CNN  — 

In a small shop nestled inside the heart of Accra, Patience Golo prepares to stitch yards of African wax print for a wedding dress she is making for a client.

The fabric is rich in color: pops of papaya-colored lines run through jewel-toned boxes. Across from her hangs a suit made of emerald green and opalescent champagne-hued fabric. Its pattern forms an intricate composition of designs – just about as complex as the fabric’s past.

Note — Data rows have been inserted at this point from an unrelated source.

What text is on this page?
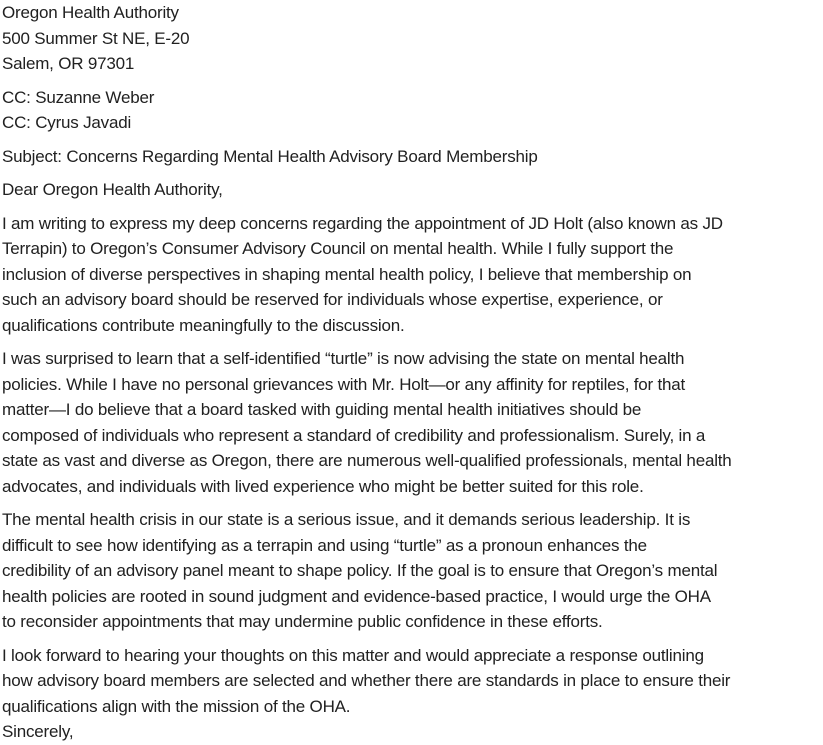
Oregon Health Authority
500 Summer St NE, E-20
Salem, OR 97301
CC: Suzanne Weber
CC: Cyrus Javadi
Subject: Concerns Regarding Mental Health Advisory Board Membership
Dear Oregon Health Authority,
I am writing to express my deep concerns regarding the appointment of JD Holt (also known as JD
Terrapin) to Oregon’s Consumer Advisory Council on mental health. While I fully support the
inclusion of diverse perspectives in shaping mental health policy, I believe that membership on
such an advisory board should be reserved for individuals whose expertise, experience, or
qualifications contribute meaningfully to the discussion.
I was surprised to learn that a self-identified “turtle” is now advising the state on mental health
policies. While I have no personal grievances with Mr. Holt—or any affinity for reptiles, for that
matter—I do believe that a board tasked with guiding mental health initiatives should be
composed of individuals who represent a standard of credibility and professionalism. Surely, in a
state as vast and diverse as Oregon, there are numerous well-qualified professionals, mental health
advocates, and individuals with lived experience who might be better suited for this role.
The mental health crisis in our state is a serious issue, and it demands serious leadership. It is
difficult to see how identifying as a terrapin and using “turtle” as a pronoun enhances the
credibility of an advisory panel meant to shape policy. If the goal is to ensure that Oregon’s mental
health policies are rooted in sound judgment and evidence-based practice, I would urge the OHA
to reconsider appointments that may undermine public confidence in these efforts.
I look forward to hearing your thoughts on this matter and would appreciate a response outlining
how advisory board members are selected and whether there are standards in place to ensure their
qualifications align with the mission of the OHA.
Sincerely,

Golo, born and raised in Ghana, rarely uses anything other than wax print for her designs: “It portrays our culture. It’s our cloth,” she said.

‘Dutch’ print

But oddly enough, African textiles aren’t African. In 1846, Dutch entrepreneur Pieter Fentener Van Vlissingen learned that there was a high demand for printed cotton. With the big boom of the Industrial Revolution happening at the time, he discovered that he could mechanize the method used to make prints on batiks, a popular cloth worn in Indonesia. His company, Vlisco, introduced the printed materials to the Gold Coast (now Ghana), where it exploded on the scene and immediately took off throughout the continent.

Zaina Adamu

Since then, the fabric has become deep-rooted in Africa, and has since spread and seeped into societies across the world. Rapid accelerations in technology have made the prints easily accessible and at the disposal of those who choose to wear them. And some historians wonder what lies ahead for the cloths in coming years.

“The fabric has gained an African identity and African fashion designers have contributed to emphasize the visual power of this material. Sadly, nearly all African textile print factories have shut down because of international competitors,” Anne Grosfilley, a French anthropologist and African textile historian, said in a phone interview.

ISSOUF SANOGO/AFP/AFP/Getty Images
An employee folds loincloths in a production line at the Uniwax factory in Abidjan, Ivory Coast.

Many of those international competitors initially rejected the fabrics, partly due to its imperfect geometric patterns, according to Alexander Sarlay, an Austrian business consultant and expert of the African textiles market.

“That was a discrepancy to European mainstream, where developments are driven by a desire for perfection, but the African consumer saw the print’s imperfection as an identifying feature,” he said in a phone interview.

Historically, African consumers don’t care about flawless precision, but tend to see other values in textiles like the fabric’s origins, colors, patterns and signs, Sarlay thinks.

More than a fashion statement

Belinda Compah-Keyeke is the owner and lead designer of Zoharous, an African fashion line that featured at Accra’s Fashion Week in July. For her, the print signifies something more than a fashion statement.

“African print is literally our first point of contact to our culture as Africans because when we are born, we are wrapped in a wax print,” she said. “It is a major part of every African’s heritage and every wax print tells a unique African story.”

Baba Mahama
A model wearing Zoharous at the Accra Fashion Week.

Take for instance the Nkrumah Pencil print, a popular 1960s print named after Ghana’s first president, Dr. Kwame Nkrumah. The cloth symbolizes the power Nkrumah’s pen had to sign orders used to control political opponents.

In a 2012 study titled “Symbolic Significance Of African Prints: A Dying Phenomenon In Contemporary Print Designs In Ghana,” researchers wrote: “Abstract names are given to the prints to suggest an important event, personality or a popular proverb. According to the merchandisers, the wearer uses the symbolism of the print as a form of visual communication.”

Years later, technology has allowed for cheaper wax prints to be produced at a quicker rate, allowing designers to evoke their own modern takes on the patterns they design, which influences the general image of African wax prints.

FRANCOIS GUILLOT/AFP/AFP/Getty Images
A model at the Vlisco beat collection fashion show in Paris.

The outcome will be a mixed bag, according to Sarlay. “There is no clear definition of what is authentic and what is not authentic. And established companies find no clear communication of what they are and what they want,” he said.

The result could be damaging for the African textile industry. “The only dynamic wax print company based in Africa is Uniwax in the Ivory Coast. Therefore, except for the Uniwax customers, no one contributes to the development of Africa while wearing wax print,” said Grosfilley.

Compah-Keyeke has a different perspective, and foresees “people worldwide having a vast understanding of the value every print holds.”

Regardless of expert and designer predictions, Golo says the fabric will always deeply be part of Africa.

“We should be proud of it. No one can ever take it away from us.”